Moderate leftist Salvador Jorge Blanco, 55, and his Dominican Revolutionary Party won almost complete control of the government in yesterday's election, according to unofficial returns with about half the massive vote counted.

Jorge Blanco, a dapper and energetic attorney, claimed the presidency early this morning, calling the turnout by nearly 2 million citizens "a splendid victory, which also belongs to the Dominican people."

His win represents a milestone in efforts in this politically volatile country to build democratic institutions able to tackle serious economic and social problems peacefully and the formation of a government that the Reagan administration hopes will use U.S. aid and trade concessions to become a model for other nations in the region.

Jorge Blanco immediately called on the campaign's two major losers to join him in a working coalition to succeed the Revolutionary Party government of Antonio Guzman, who did not seek reelection.

But those two losers, Juan Bosch and Joaquin Balaguer, both legendary aging former presidents of considerable personal force, were in no hurry to cozy up to Jorge Blanco and his "new generation" campaign.

Balaguer, 75, who governed with U.S. backing from 1966 to 1978, was claiming victory far into the night and made no public statements today, while his conservative supporters collected evidence of minor voting frauds. Nearly blind from glaucoma, Balaguer had appealed heavily through advertising and noisy parades just before the election to the national nostalgia for better economic times during his government.

Balaguer ran better than pollsters had expected.

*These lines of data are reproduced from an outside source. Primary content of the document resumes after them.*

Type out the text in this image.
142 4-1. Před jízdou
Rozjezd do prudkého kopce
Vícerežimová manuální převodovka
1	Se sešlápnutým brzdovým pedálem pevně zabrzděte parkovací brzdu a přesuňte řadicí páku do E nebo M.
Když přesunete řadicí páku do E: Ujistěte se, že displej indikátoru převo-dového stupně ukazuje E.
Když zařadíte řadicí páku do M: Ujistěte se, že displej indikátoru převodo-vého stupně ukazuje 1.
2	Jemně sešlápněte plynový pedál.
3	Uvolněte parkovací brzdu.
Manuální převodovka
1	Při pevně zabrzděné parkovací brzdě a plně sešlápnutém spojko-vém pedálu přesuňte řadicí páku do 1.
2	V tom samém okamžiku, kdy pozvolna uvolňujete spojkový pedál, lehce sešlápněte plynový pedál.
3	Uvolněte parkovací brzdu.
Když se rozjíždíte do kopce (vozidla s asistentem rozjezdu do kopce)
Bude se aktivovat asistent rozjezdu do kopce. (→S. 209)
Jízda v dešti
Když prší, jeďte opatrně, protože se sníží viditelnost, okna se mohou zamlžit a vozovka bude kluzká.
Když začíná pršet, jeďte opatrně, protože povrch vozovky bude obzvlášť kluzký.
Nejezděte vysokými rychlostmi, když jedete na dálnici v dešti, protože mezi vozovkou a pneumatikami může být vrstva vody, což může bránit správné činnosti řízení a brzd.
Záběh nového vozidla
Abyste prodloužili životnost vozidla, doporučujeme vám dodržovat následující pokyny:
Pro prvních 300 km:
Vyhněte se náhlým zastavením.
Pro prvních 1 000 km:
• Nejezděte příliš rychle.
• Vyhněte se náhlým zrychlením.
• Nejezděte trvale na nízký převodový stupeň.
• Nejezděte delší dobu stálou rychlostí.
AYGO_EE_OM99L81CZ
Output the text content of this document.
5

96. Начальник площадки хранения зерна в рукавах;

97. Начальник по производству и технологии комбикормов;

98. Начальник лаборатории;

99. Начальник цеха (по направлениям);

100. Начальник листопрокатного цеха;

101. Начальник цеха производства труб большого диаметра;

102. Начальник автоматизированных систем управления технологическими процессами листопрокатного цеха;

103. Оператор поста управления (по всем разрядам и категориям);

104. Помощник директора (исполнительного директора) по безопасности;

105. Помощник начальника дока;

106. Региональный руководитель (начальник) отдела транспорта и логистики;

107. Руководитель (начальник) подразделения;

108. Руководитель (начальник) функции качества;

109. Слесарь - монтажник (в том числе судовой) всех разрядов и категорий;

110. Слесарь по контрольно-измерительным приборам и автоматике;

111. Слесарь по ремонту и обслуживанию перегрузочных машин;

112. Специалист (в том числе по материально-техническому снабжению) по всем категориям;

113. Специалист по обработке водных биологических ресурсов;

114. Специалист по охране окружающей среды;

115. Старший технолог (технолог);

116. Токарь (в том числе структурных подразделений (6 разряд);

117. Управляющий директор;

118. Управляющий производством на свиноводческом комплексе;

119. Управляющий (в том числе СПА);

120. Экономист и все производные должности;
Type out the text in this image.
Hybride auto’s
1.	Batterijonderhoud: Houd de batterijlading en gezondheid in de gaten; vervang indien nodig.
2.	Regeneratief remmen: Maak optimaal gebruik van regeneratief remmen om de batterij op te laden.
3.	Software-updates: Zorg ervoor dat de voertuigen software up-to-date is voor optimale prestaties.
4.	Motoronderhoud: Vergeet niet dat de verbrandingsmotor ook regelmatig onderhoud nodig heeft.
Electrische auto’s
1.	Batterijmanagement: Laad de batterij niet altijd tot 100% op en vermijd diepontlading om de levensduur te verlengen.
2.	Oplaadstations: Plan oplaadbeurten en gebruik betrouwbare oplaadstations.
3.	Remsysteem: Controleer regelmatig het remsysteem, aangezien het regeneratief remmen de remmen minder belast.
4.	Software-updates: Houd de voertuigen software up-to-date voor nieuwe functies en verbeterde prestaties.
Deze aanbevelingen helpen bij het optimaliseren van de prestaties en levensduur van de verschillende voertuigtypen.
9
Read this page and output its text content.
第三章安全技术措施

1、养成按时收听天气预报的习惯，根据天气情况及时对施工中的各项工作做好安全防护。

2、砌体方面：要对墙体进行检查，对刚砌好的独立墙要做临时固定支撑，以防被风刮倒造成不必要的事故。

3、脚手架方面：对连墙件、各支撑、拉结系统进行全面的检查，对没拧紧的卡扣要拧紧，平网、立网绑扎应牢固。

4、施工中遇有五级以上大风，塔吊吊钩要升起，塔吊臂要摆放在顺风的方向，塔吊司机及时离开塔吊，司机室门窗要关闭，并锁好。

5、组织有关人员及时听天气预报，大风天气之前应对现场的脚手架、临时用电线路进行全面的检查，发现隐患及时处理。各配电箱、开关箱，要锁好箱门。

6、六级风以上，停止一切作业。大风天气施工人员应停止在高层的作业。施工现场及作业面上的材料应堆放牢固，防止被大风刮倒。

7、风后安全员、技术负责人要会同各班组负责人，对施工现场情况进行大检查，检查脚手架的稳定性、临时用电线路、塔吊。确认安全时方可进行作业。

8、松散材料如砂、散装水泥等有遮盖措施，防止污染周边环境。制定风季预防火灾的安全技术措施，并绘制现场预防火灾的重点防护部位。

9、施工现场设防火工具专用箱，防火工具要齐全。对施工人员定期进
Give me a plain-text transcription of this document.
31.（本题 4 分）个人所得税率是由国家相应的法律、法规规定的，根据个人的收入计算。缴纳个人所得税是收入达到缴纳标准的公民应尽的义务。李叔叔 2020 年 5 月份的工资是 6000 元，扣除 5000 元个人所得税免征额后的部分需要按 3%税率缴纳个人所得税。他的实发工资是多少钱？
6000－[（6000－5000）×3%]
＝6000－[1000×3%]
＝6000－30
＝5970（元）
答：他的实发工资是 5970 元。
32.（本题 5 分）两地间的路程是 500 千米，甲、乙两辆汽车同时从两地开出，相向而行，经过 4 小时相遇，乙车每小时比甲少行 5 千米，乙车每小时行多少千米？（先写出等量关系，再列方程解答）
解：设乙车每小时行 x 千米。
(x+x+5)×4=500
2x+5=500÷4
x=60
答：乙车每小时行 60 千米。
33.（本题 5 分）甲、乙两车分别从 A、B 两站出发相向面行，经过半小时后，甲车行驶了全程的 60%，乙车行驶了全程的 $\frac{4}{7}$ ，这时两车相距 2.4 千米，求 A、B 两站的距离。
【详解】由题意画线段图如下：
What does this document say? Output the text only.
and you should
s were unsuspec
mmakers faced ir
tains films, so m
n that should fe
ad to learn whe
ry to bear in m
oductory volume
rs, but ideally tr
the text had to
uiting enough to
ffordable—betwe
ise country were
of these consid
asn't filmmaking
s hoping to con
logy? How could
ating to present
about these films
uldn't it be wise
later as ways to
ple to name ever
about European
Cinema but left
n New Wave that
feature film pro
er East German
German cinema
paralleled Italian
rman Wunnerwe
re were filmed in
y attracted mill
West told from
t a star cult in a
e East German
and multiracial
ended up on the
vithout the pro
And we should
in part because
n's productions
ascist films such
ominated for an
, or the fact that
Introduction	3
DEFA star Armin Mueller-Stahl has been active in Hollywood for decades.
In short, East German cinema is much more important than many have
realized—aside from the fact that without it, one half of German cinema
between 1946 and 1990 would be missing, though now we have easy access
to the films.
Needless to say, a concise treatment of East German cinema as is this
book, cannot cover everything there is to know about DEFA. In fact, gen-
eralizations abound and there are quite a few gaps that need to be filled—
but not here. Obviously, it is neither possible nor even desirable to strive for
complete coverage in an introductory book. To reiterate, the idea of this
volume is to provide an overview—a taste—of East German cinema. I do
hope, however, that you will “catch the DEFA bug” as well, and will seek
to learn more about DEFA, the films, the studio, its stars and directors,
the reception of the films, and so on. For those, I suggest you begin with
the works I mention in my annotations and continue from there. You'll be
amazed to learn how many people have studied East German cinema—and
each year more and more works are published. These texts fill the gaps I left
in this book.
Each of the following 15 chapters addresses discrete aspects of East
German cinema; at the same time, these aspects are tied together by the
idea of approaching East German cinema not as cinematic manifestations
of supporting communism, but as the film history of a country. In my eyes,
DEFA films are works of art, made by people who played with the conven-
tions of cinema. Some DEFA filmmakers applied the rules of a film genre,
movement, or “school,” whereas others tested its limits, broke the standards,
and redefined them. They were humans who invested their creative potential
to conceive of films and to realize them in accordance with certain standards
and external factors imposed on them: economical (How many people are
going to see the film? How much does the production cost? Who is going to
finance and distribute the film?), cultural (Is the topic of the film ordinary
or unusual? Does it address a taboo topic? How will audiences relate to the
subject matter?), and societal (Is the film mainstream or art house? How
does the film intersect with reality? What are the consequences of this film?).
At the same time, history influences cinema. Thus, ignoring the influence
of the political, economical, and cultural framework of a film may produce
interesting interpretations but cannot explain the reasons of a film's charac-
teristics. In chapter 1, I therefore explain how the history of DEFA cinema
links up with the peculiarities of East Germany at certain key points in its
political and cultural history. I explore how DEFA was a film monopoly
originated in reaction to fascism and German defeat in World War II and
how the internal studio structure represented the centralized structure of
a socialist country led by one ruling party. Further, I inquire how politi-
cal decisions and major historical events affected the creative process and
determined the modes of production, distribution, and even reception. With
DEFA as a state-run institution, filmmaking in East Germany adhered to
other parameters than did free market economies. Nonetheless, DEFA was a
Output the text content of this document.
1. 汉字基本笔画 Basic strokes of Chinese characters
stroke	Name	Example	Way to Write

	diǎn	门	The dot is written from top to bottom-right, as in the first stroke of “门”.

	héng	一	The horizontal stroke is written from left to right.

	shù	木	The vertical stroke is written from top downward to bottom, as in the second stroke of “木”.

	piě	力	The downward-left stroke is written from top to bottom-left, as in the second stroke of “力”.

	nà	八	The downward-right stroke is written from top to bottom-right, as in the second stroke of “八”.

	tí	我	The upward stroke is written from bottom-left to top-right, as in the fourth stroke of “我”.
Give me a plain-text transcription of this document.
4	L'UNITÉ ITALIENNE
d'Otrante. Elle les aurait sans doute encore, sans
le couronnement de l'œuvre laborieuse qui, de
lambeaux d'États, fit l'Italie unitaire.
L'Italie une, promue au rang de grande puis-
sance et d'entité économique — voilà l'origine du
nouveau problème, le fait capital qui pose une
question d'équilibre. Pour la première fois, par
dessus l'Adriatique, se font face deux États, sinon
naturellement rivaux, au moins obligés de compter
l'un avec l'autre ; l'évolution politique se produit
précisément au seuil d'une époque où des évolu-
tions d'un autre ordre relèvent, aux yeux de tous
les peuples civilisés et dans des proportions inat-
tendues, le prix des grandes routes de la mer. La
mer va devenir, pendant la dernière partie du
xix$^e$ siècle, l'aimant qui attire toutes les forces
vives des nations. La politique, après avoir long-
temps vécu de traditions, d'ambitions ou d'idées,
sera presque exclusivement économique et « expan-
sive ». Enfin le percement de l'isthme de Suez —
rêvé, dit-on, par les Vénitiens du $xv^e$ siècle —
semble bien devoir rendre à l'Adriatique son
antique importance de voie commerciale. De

According to the unofficial tally, his Reformist Party was running second with 37 percent of the 1.2 million votes counted, compared with Jorge Blanco's 48.4 percent.

Third in the race was Bosch, 73, a Marxist who was overthrown in 1963 after seven months in office by a rightist military coup that he blamed on the United States. His Dominican Liberation Party, which reminded voters during the campaign of Bosch's pivotal role in sparking reforms here, was holding steady at 10.1 percent of the count. At a press conference today, he said he considered his showing "a great advance" for the party and for leftist political sentiment in the country.

But Bosch added that the new goverment of the Dominican Revolutionary Party will be able to do so little about the serious economic situation that it "will lead to a political explosion that no one can control." He said irregularities had occurred in the voting, including the apparent alteration of voter lists, but he added that he would not pursue the matter.

The more radical United Leftist Front candidate, Rafael Fafa Tavares, said his 1 percent total was "very favorable," because communist parties were only legalized just before the 1978 election and had never before been able to campaign without being shot at.

Even Jorge Blanco dissociated his Revolutionary Party from Guzman's economic policies, promising new belt-tightening measures and reforms to produce jobs as a top priority. But the Guzman government is widely credited with having depoliticized the Army, which made the peaceful elections possible.

Yesterday, the armed forces confined themselves to guarding polling places and reported today that only half a dozen people had been wounded in fist fights or disputes that broke out in various towns. The most notable incident involved a five-hour siege of the Santo Domingo newspaer El Sol, which had tried to print an election extra edition in defiance of overall censorship imposed on the voting results yesterday. Police spokesmen said the measure was taken "for the newspaper's own protection," and officials at El Sol said only that they were happy that the troops were finally withdrawn.

Military men refused at every level to discuss politics in public yesterday. A prosperous importer recalled with some awe that he had attended a dinner last week of prominent industrialists who heatedly argued politics until a brigadier general arrived, resuming only after he had departed.

"The general had made it clear he would not come otherwise," the businessman said. "This is completely different than it used to be here."